John and Sondra each worked at the fast food giant and met there as well. After they got married, they opened their first restaurant in 1985 at the age of 25.

That was the Rocky Top McDonald’s.

They now own and operate 60 locations in Tennessee, Kentucky and Virginia, receiving awards over the years that include the Ronald McDonald award and the Golden Arch award.

“We believe in this community, and our office is in Clinton,” John Faris said. “We’ve always loved it there and have no plans of moving. Rocky Top is great. I know it’s small, but there are some great people there. And now they have the newest looking McDonald’s in the area.”

He noted that the Clinton/Norris exit is booming, and said he was glad they could do something new and exciting in Rocky Top.
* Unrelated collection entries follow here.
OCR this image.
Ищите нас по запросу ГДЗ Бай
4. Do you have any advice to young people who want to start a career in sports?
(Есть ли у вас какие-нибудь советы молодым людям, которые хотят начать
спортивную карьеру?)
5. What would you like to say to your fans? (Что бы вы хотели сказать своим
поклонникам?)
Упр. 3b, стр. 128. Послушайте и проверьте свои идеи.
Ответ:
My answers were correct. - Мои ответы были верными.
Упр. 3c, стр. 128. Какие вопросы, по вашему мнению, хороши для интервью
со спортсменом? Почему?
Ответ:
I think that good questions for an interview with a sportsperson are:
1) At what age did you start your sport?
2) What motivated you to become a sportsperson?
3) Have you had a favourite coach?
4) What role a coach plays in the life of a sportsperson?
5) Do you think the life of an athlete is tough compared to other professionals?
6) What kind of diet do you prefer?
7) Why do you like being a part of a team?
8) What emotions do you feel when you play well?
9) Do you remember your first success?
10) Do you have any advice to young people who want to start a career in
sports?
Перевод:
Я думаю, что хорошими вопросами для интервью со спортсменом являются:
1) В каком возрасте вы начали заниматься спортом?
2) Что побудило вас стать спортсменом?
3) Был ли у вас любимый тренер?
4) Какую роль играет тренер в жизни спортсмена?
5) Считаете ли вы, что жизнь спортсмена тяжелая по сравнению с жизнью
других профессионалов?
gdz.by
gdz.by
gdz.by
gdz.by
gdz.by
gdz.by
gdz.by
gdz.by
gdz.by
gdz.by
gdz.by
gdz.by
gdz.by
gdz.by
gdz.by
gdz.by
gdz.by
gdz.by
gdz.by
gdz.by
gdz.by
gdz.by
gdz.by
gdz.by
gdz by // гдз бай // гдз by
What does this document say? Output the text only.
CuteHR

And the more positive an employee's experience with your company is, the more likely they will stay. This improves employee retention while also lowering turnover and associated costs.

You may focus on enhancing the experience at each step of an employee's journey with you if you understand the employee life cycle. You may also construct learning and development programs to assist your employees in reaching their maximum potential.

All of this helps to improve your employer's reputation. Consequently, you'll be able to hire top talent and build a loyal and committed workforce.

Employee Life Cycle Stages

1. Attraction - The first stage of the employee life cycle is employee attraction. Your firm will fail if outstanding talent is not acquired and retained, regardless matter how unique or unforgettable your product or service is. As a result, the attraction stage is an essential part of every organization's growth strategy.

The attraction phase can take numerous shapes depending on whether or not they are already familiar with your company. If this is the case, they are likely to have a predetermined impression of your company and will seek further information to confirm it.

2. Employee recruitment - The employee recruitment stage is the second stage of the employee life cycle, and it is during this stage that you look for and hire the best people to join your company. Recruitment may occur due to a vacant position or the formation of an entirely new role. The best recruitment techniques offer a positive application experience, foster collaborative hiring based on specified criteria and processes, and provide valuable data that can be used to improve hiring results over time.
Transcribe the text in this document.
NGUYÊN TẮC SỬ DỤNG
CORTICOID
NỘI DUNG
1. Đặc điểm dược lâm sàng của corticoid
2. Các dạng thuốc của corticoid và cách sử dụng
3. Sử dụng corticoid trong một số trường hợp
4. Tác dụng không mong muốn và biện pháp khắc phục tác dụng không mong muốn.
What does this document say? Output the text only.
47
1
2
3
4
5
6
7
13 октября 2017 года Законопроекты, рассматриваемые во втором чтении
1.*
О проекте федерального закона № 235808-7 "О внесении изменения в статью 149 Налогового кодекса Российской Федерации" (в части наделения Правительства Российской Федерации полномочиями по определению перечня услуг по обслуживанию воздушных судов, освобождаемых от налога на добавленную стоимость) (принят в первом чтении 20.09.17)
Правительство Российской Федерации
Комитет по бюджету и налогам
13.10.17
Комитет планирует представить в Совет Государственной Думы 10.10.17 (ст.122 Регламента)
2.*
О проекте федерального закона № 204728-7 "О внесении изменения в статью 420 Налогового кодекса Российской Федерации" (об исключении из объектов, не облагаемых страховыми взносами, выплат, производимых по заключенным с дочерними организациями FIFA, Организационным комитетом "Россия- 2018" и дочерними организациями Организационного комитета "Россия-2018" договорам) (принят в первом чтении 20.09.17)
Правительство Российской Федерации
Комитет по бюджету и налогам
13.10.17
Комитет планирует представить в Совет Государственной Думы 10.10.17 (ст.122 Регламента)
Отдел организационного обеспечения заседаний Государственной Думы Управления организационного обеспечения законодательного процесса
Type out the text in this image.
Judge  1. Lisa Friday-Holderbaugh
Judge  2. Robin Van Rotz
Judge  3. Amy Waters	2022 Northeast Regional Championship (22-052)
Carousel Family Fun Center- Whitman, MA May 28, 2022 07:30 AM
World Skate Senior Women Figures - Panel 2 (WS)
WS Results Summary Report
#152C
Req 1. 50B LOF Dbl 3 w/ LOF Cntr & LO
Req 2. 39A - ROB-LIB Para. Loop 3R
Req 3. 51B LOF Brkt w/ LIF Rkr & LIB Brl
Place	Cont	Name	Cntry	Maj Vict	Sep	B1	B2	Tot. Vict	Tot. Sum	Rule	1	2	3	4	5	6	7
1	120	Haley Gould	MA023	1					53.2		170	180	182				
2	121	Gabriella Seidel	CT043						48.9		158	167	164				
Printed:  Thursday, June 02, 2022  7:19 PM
“We want Rocky Top to be as modern and new as everywhere else,” he said.

He plans to do a kitchen remodel over the summer.

“We’re constantly doing something,” he said.

In 1985, Rocky Top didn’t have a full-time police department. He said that the mayor told him back then that because of the taxes McDonald’s brought in, the city was able to purchase a second police car.

“And once we came in, other businesses followed,” Faris said. “Cracker Barrel and now Weigels. That brings more money into the community.”

During the grand reopening two weeks ago, the Farises presented the Boys and Girls Club of the Tennessee Valley with a check for $1,000. The executive director of that club, Mike Swisher, once worked for the Farises at the Rocky Top McDonald’s.

“He worked there the first year we were there,” Faris recalled. “Mike was a good worker. He showed up on time and his family had a good work ethic. He was a great employee. The values his mom and dad instilled in him is why he is the way he is today. That’s the kind of kid you want to have, and to raise that way.”

The new look

Aside from the inside looking sleek and modern, the new digital kiosks give customers another way to order. And while it may seem like that would cut down on the number of employees needed, it’s actually the opposite, according to Faris. They need a larger staff to bring food to the tables.

“That’s part of the new image of McDonald’s,” he explained. “You order at the kiosk and we bring the food to you.”

Customers can even order food from an app on their phones and have it hot and ready as soon as you pull up or walk in.

The order isn’t placed until you get within a certain distance of the restaurant, so the food is always hot when you receive it.

The remodel is part of corporate McDonald’s $6 billion investment to modernize most of its locations by 2022. But corporate doesn’t pay for the individual remodels — franchisees are only reimbursed 55-percent if they upgrade by 2020. That percentage drops to 40 if they get it done by 2022. The initiative is called the “Experience of the Future,” and it's simply meant to modernize all the restaurants.

The modernization is meant to improve the customer experience.

Staff at the restaurant were visibly excited about the changes as well. One employee showed off the trackers that customers receive once they’ve placed their order. Employees can see where customers are sitting through an app on an iPad, so the food doesn’t accidentally get served to another customer.

Customer Jennifer Smith and her daughter, Bailey, ordered on the kiosk for the first time during a recent visit.

“I like it a whole lot better,” said Jennifer as she placed her order.

If a customer has trouble with the kiosk, an employee is in the dining area ready to help.

“It’s better for the customers,” said Faris. “We make sure everything is OK and that you have what you need.”